So moving to the C-suite is imperative if you want to become one of the advisers who are winning bigger groups from bigger competitors by delivering real bottom-line results that status-quo brokers can’t match. But other questions follow.
“Who are the CEO and CFO and what do I need to know about them?” To master the C-suite, you must understand the psychographics and behavioral personas of the executives working in the C-suite. I lack the space here to go into details but C-suite authority Trey Taylor, author of the soon-to-be-released A CEO Does Only Three Things, explains that the CEO and CFO are dramatically different. According to Taylor, the CEO and CFO have different concerns, priorities, perspectives and buying patterns that you can leverage to make the sale.
“Why would the CEO or CFO meet with me?” While the C-suite has delegated to HR operational responsibility for benefits, the CEO and CFO remain intensely interested in the impact of healthcare costs on their bottom line and are open to credible strategies to lower those costs. But you have to get — and keep — their attention.
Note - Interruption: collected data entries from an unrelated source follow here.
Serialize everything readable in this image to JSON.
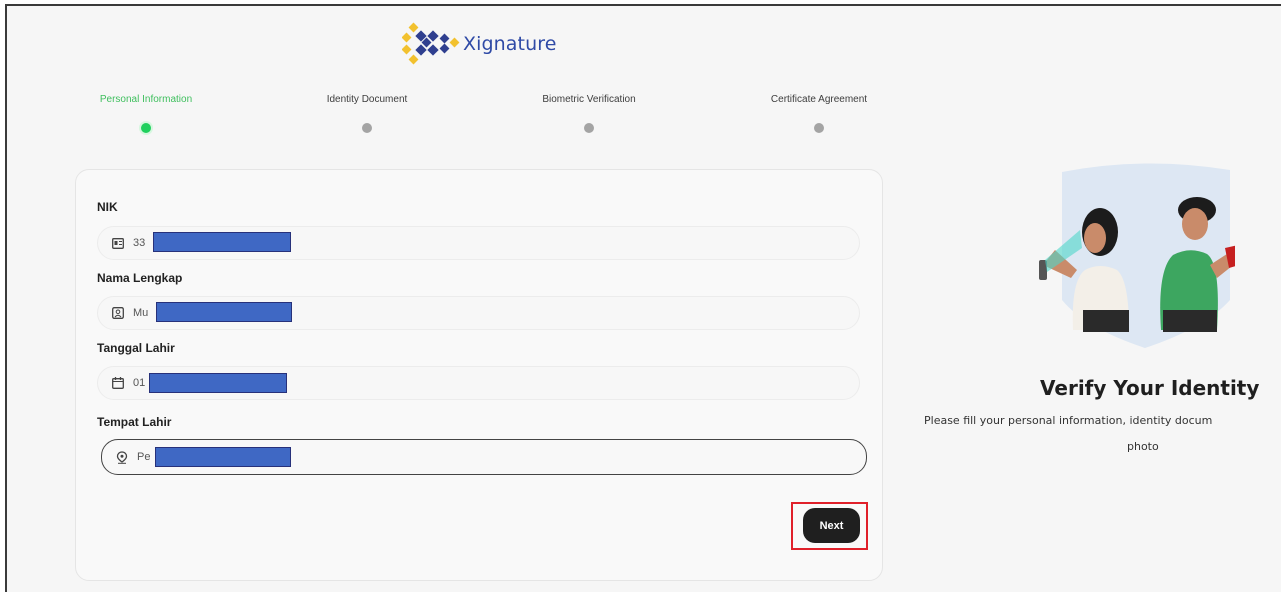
{
  "brand": {
    "name": "Xignature"
  },
  "stepper": {
    "steps": [
      {
        "label": "Personal Information",
        "active": true
      },
      {
        "label": "Identity Document",
        "active": false
      },
      {
        "label": "Biometric Verification",
        "active": false
      },
      {
        "label": "Certificate Agreement",
        "active": false
      }
    ]
  },
  "form": {
    "fields": [
      {
        "label": "NIK",
        "value": "33",
        "icon": "id-card-icon"
      },
      {
        "label": "Nama Lengkap",
        "value": "Mu",
        "icon": "person-box-icon"
      },
      {
        "label": "Tanggal Lahir",
        "value": "01",
        "icon": "calendar-icon"
      },
      {
        "label": "Tempat Lahir",
        "value": "Pe",
        "icon": "location-pin-icon"
      }
    ],
    "next_label": "Next"
  },
  "side": {
    "title": "Verify Your Identity",
    "description_line1": "Please fill your personal information, identity docum",
    "description_line2": "photo"
  },
  "colors": {
    "accent_green": "#1fd05d",
    "brand_blue": "#2f4aa6",
    "brand_yellow": "#f2c12e",
    "button_dark": "#1f1f1f",
    "highlight_red": "#e0202a",
    "redaction_blue": "#3f68c4"
  }
}
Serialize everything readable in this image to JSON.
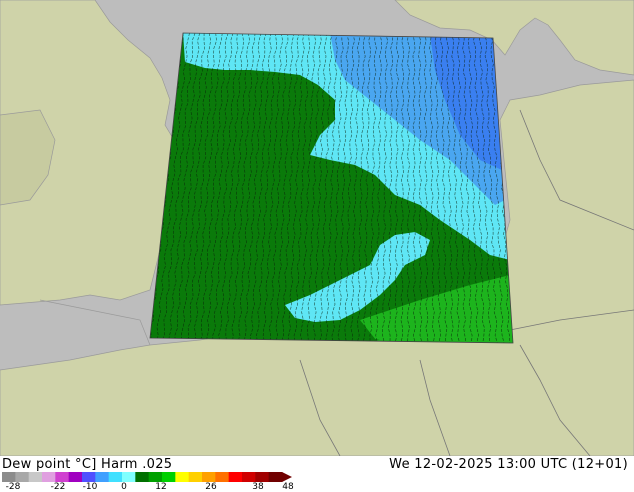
{
  "header": {
    "title": "Dew point °C] Harm .025",
    "datetime": "We 12-02-2025 13:00 UTC (12+01)"
  },
  "legend": {
    "ticks": [
      "-28",
      "-22",
      "-10",
      "0",
      "12",
      "26",
      "38",
      "48"
    ],
    "colors": [
      "#8c8c8c",
      "#a8a8a8",
      "#c8c8c8",
      "#e0a0e0",
      "#d040d0",
      "#a000c0",
      "#5050ff",
      "#40a0ff",
      "#40e0ff",
      "#80ffff",
      "#007000",
      "#00a000",
      "#00d000",
      "#ffff00",
      "#ffd000",
      "#ffa000",
      "#ff7000",
      "#ff0000",
      "#d00000",
      "#a00000",
      "#700000"
    ]
  },
  "map": {
    "colors": {
      "sea": "#bdbdbd",
      "land": "#cfd3a9",
      "green_field": "#0a7a0a",
      "bright_green": "#22c322",
      "cyan_field": "#5fe6f5",
      "blue_field": "#4aa6f0",
      "deep_blue_field": "#3a7ff0"
    }
  }
}
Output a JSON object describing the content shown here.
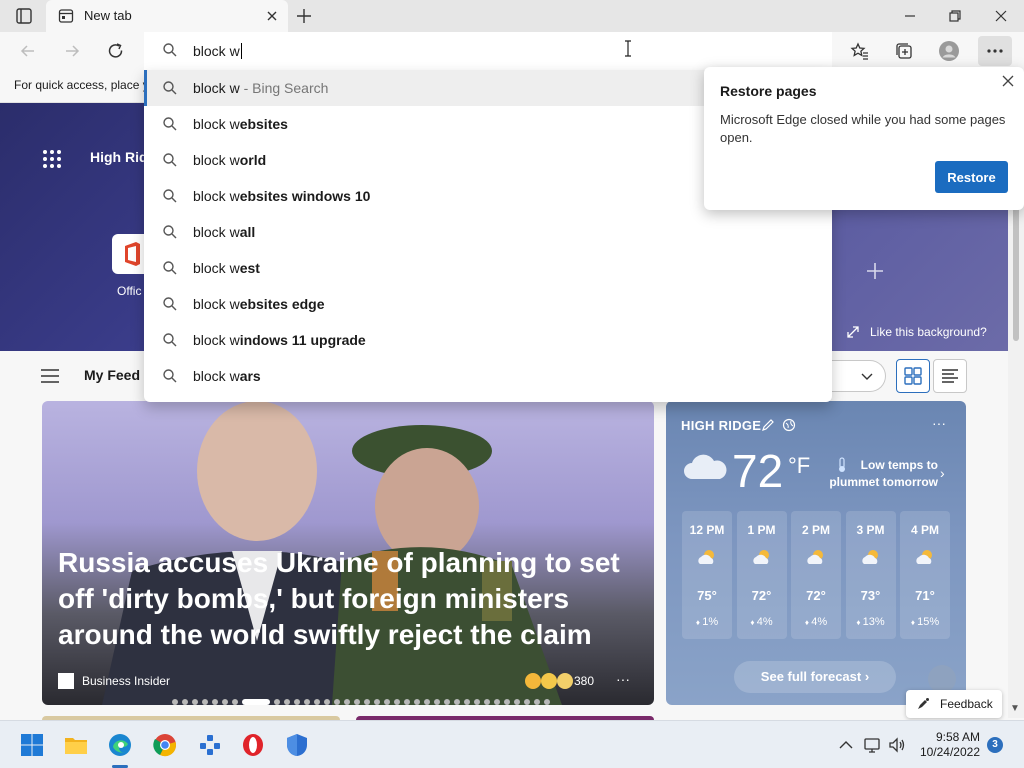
{
  "browser": {
    "tab_title": "New tab",
    "address_text": "block w",
    "favorites_hint": "For quick access, place y"
  },
  "suggestions": [
    {
      "typed": "block w",
      "completion": "",
      "hint": " - Bing Search"
    },
    {
      "typed": "block w",
      "completion": "ebsites",
      "hint": ""
    },
    {
      "typed": "block w",
      "completion": "orld",
      "hint": ""
    },
    {
      "typed": "block w",
      "completion": "ebsites windows 10",
      "hint": ""
    },
    {
      "typed": "block w",
      "completion": "all",
      "hint": ""
    },
    {
      "typed": "block w",
      "completion": "est",
      "hint": ""
    },
    {
      "typed": "block w",
      "completion": "ebsites edge",
      "hint": ""
    },
    {
      "typed": "block w",
      "completion": "indows 11 upgrade",
      "hint": ""
    },
    {
      "typed": "block w",
      "completion": "ars",
      "hint": ""
    }
  ],
  "restore": {
    "title": "Restore pages",
    "message": "Microsoft Edge closed while you had some pages open.",
    "button": "Restore"
  },
  "newtab": {
    "location_text": "High Rid",
    "office_label": "Offic",
    "like_background": "Like this background?",
    "feed_label": "My Feed"
  },
  "news": {
    "headline": "Russia accuses Ukraine of planning to set off 'dirty bombs,' but foreign ministers around the world swiftly reject the claim",
    "source": "Business Insider",
    "reaction_count": "380",
    "more": "···",
    "dot_count": 36,
    "active_dot": 7
  },
  "weather": {
    "location": "HIGH RIDGE",
    "temperature": "72",
    "unit": "°F",
    "alert": "Low temps to plummet tomorrow",
    "more": "···",
    "hourly": [
      {
        "time": "12 PM",
        "temp": "75°",
        "precip": "1%"
      },
      {
        "time": "1 PM",
        "temp": "72°",
        "precip": "4%"
      },
      {
        "time": "2 PM",
        "temp": "72°",
        "precip": "4%"
      },
      {
        "time": "3 PM",
        "temp": "73°",
        "precip": "13%"
      },
      {
        "time": "4 PM",
        "temp": "71°",
        "precip": "15%"
      }
    ],
    "forecast_button": "See full forecast"
  },
  "feedback": {
    "label": "Feedback"
  },
  "taskbar": {
    "time": "9:58 AM",
    "date": "10/24/2022",
    "notification_count": "3"
  },
  "colors": {
    "accent": "#2c6fbd",
    "restore_button": "#1b6cc0",
    "hero": "#3d3f8f",
    "weather_card": "#7d96c0"
  }
}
“What do I say that will get me the meeting and keep me in the C-suite?” First, you have to be capable of speaking some C-suite, the language of business — for example, EBITDA, OpEx and CapEx, ROI, and capital allocation. (Google them.) You also should be able to relate your strategies to top executives” standard business practices. You must know how to engage their emotions in order to move them to action.
“What is my value proposition to the C-suite?” This is critical. You offer to help the C-suite take control of their benefit spending and manage their healthcare supply chain to lower costs, while putting your comp at risk to guarantee results. And you must have proven cost-containment strategies that will support your value prop. Now you can break through the status quo, define yourself as something other than a mere broker (or you will be sent back to HR), and capture the C-suite’s imagination.
Yes, moving to the C-suite is a lot of work and is almost certainly outside your comfort zone. But brokers who keep talking benefits in HR will lose their book to those who talk business in the C-suite. It’s a simple choice: Stick with the status quo or master the C-suite.